Since green leaves have been consumed, and the oysters never arrived, Carney suggests we have earned a dessert. He chooses sticky toffee pudding; we each add double espressos. I am keen to hear why he thinks central banks failed to anticipate the surge in inflation. Others, including Summers, had been warning of it for months before the Fed, the European Central Bank and the BoE acknowledged the new reality. You must have an answer as to why they were so late, I say.

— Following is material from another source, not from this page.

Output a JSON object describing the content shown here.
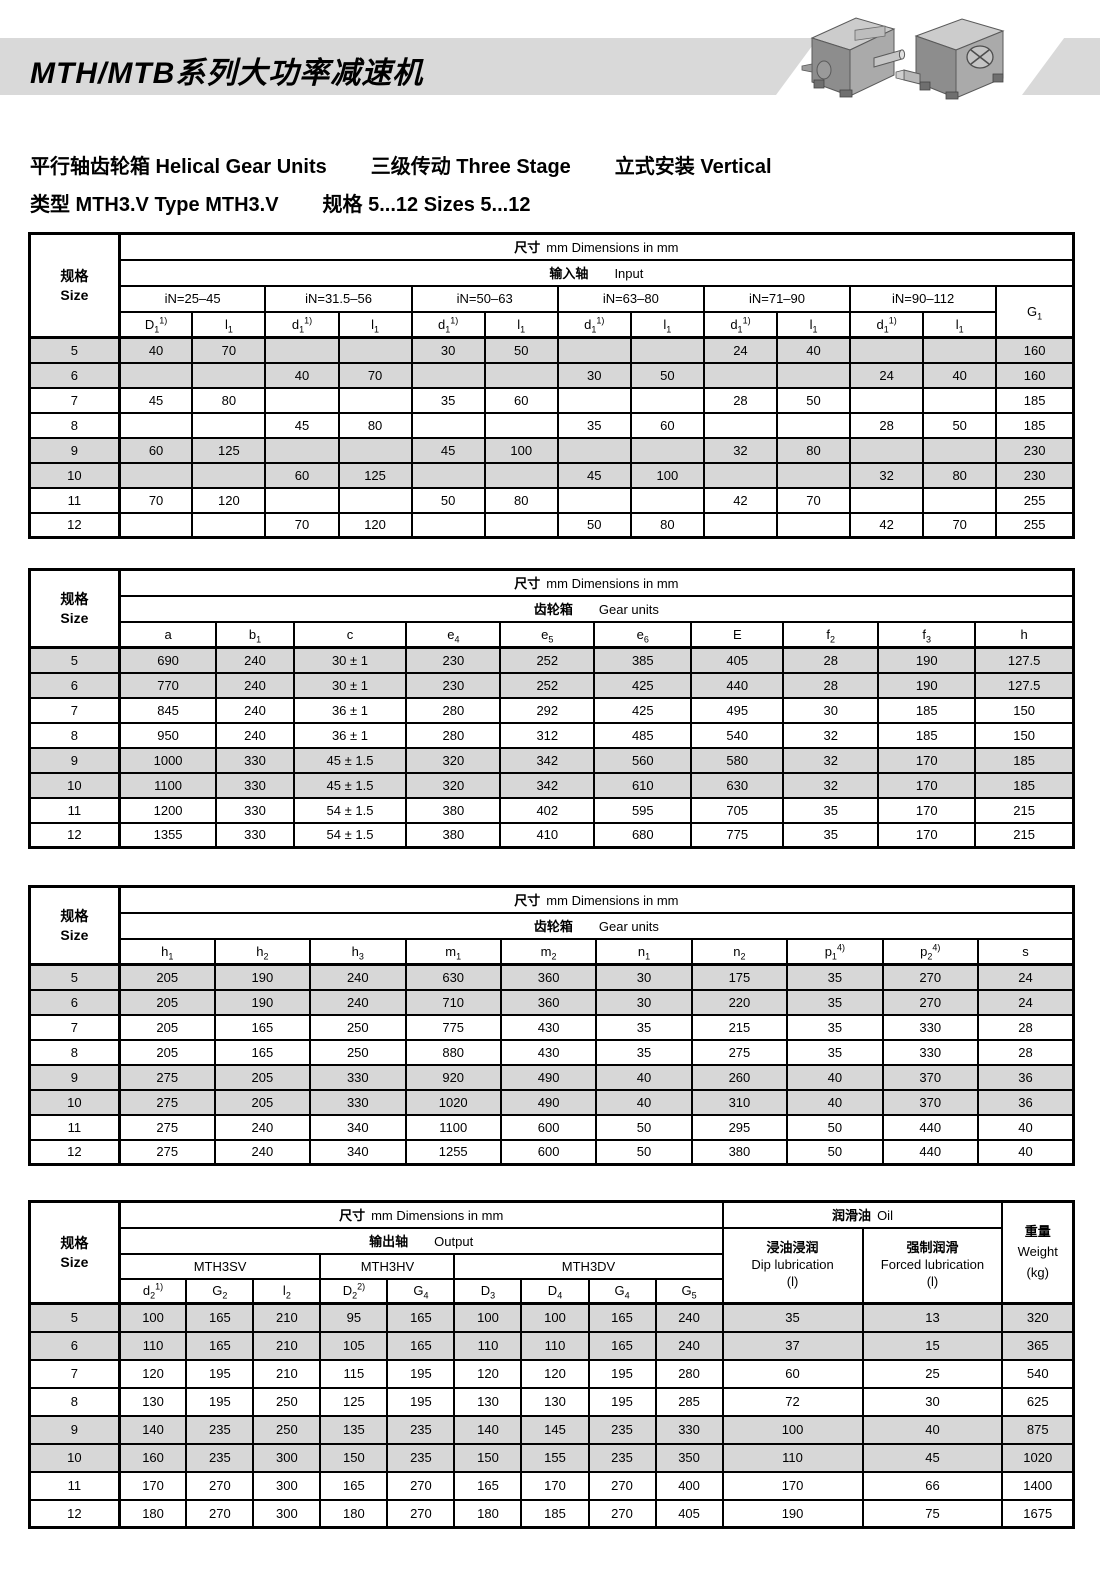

Carney sounds annoyed: “No, I don’t have to answer because I wasn’t in charge,” he says. Not even a theory? Part of it was a sense of caution following years of debt deflation, he replies. Most pre-Covid shocks were to demand. Now we face a world of rolling supply shocks. “The risks of the last few decades have all been towards disinflation,” he says. “Central banks needed to wait to see if the supply chain disruptions were lasting.”

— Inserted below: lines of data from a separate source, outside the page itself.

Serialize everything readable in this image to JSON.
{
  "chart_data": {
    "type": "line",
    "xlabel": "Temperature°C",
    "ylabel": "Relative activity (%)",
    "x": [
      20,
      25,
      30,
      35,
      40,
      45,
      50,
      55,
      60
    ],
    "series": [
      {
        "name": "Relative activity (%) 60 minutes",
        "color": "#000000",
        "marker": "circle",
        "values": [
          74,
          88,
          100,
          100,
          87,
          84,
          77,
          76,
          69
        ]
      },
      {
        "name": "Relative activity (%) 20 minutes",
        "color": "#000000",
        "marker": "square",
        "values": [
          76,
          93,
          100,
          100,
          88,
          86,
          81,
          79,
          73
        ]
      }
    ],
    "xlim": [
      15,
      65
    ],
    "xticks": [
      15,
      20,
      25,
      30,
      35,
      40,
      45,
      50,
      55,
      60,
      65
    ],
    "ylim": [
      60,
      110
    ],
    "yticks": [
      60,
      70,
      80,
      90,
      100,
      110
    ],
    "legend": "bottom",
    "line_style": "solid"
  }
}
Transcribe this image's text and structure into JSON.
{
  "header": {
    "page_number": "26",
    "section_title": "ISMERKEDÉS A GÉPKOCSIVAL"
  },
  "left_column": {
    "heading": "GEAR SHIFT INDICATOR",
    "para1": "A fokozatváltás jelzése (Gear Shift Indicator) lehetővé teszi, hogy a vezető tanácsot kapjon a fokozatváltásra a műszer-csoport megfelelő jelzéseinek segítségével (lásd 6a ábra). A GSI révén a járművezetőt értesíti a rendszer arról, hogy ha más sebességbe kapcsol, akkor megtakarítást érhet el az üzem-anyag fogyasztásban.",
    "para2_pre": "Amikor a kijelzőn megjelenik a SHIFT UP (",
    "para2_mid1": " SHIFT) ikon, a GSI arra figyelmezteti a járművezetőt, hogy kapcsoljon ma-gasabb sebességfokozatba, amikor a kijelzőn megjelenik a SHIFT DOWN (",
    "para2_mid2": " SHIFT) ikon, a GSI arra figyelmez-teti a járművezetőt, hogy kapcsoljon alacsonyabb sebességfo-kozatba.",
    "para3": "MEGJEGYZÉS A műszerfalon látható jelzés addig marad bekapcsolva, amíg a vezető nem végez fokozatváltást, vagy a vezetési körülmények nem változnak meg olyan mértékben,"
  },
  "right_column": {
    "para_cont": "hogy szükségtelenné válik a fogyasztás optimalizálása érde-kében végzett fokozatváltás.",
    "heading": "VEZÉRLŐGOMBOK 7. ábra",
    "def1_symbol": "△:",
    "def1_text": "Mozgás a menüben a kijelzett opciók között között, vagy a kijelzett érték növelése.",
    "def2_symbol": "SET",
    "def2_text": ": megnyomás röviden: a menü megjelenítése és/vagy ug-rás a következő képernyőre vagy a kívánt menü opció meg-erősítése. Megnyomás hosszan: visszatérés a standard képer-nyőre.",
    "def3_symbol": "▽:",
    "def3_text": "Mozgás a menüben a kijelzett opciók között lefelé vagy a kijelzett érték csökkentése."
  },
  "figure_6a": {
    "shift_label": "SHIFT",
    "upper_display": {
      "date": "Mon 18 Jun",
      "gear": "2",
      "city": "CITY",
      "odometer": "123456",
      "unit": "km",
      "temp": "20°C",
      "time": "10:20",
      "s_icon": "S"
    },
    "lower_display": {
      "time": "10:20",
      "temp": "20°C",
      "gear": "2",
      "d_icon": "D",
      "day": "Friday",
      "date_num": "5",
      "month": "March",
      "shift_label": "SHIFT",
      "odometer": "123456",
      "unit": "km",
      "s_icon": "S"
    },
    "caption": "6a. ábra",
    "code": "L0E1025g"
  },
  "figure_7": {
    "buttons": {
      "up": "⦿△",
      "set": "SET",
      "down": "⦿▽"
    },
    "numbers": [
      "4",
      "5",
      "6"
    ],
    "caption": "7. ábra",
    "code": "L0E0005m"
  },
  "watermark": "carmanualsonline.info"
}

On this Britain was ahead of the curve, he says. Under Carney’s watch the BoE treated Brexit as a supply shock — to the UK’s trade access, labour supply and other factors. “We said, ‘Look, Brexit will create a supply shock, growth slows, inflation goes up, and pound goes down. Ultimately we will end up in a worse place.’ That’s exactly what’s happened. Brexit is a supply shock — that’s not a value judgment on Brexit, it’s an economic fact.” But what about the Fed and the ECB? “The best I can give you is that there had been a long period of risk management in central banking strategies that were concerned about going back into disinflation [which] meant it was ‘rational’ to wait . . . to see the whites of the eyes first. I’m saying this by way of rationalisation because I wasn’t in the room.”

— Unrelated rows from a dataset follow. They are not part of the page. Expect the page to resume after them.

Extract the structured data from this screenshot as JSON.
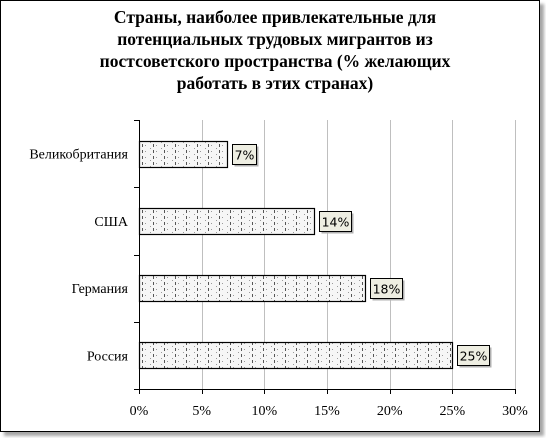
{
  "chart_data": {
    "type": "bar",
    "orientation": "horizontal",
    "title": "Страны, наиболее привлекательные для потенциальных трудовых мигрантов из постсоветского пространства (% желающих работать в этих странах)",
    "title_lines": [
      "Страны, наиболее привлекательные для",
      "потенциальных трудовых мигрантов из",
      "постсоветского пространства (% желающих",
      "работать в этих странах)"
    ],
    "categories": [
      "Великобритания",
      "США",
      "Германия",
      "Россия"
    ],
    "values": [
      7,
      14,
      18,
      25
    ],
    "data_labels": [
      "7%",
      "14%",
      "18%",
      "25%"
    ],
    "xlim": [
      0,
      30
    ],
    "x_ticks": [
      0,
      5,
      10,
      15,
      20,
      25,
      30
    ],
    "x_tick_labels": [
      "0%",
      "5%",
      "10%",
      "15%",
      "20%",
      "25%",
      "30%"
    ],
    "xlabel": "",
    "ylabel": "",
    "grid": true,
    "legend": "none",
    "colors": {
      "bar_fill": "#f6f6f6",
      "bar_pattern": "#555555",
      "grid": "#bfbfbf",
      "label_box": "#eeeee2"
    }
  }
}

We have been talking at high velocity aided by another espresso order, this time downsizing to singles. Our dessert has arrived but it is chocolate mousse so we send it back. “Maybe our sticky toffee pudding has joined the oysters and is swimming with the fishes,” Carney jokes. The right order arrives with an apology.
I ask which western democracy Carney would short and on which he would go long. “This is like a rapid-fire round, right?” I agree. He would back Canada and short the US. “You have to short America from the point of view of its governance system,” he says. “There are so many other strengths here but we see elements of politicisation of some of America’s core pillars, down to its foundations, in terms of how elections are conducted, and Supreme Court decisions and beyond.”
Long on China or India? “Definitely India.” Ottawa or Vancouver? “Vancouver — it’s where my family were originally from. One of the many pluses of living in Ottawa is I get to travel a lot.” Baseball or cricket. “Has to be baseball.” Does he miss London? “I miss the music and the sheer range of cultural activities. It’s the best city on earth. But I don’t miss being a public figure there. I’m not complaining — it goes with the territory.”
A good time to buy sterling, I repeat? “Depends what you want to do with the money. If you’re buying a house, then convert at today’s rates.” This is the type of clarity all too lacking from today’s Bank of England, I think. Having finally extracted forward guidance from Carney, we part ways on a note of solidarity.